Not only do we change, but we must do some changing. Our world is thirsty for it. Our neighbors are desperate to hear the good news. To hear that death is not the final answer. To hear that there is a community that loves one another. Our world, our friends, our neighbors, are dying to hear that they don’t have to be afraid anymore. We don’t have to be afraid because of what happened in Brussels, of what happens in our bank accounts, of what happens in our bodies, of what happens in the economy. Jesus is risen from the dead, and nothing can change that.
It’s like the story playing out today. It was a morning in the spring of 2016. You walked into a church, expecting to smell the Easter lilies, to sing a few old hymns, to watch your kids do an Easter Egg hunt, and maybe to hear something about going to heaven when you die. But you saw the unseeable. You heard the un-hearable. At first you mistook Jesus for the gardener, or for some holy man man who told us some nice stories a long time ago.

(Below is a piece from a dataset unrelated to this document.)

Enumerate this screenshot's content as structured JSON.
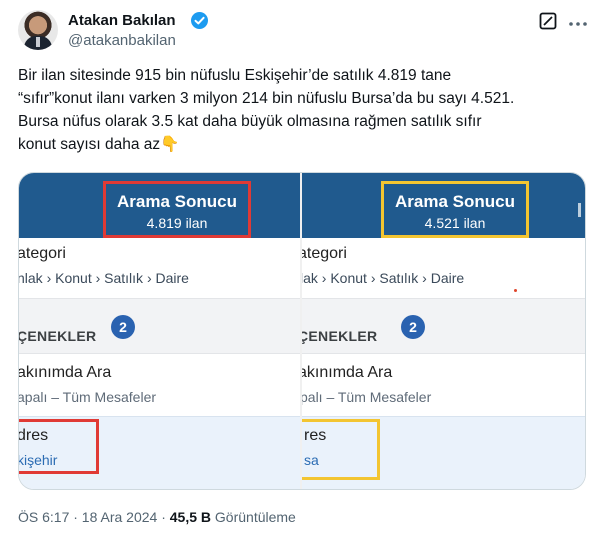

But your world changed. Jesus is not just a nice man with some good thoughts. Jesus is Lord. Jesus is risen from the dead. That changes everything.
And if we are still afraid, I wonder if we have truly heard the message. Or have we just walked into the Driskill Hotel and seen some guy playing a trumpet instead of a man, a legend, a genius? Have we only seen the gardener instead of the risen Lord?
As we leave this morning, I pray that we are changed. That we become, day by day, a community that is not afraid. That we leave this place with courage and strength to meet the tasks ahead of us without fear. I pray that we have seen and heard the Lord Jesus in this place, so that you and I can start changing the world into a better place, a lovelier place, a holier place, all for the Lord Jesus. What starts here changes the world. And because of that, you don’t have to be afraid anymore. You don’t have to be afraid.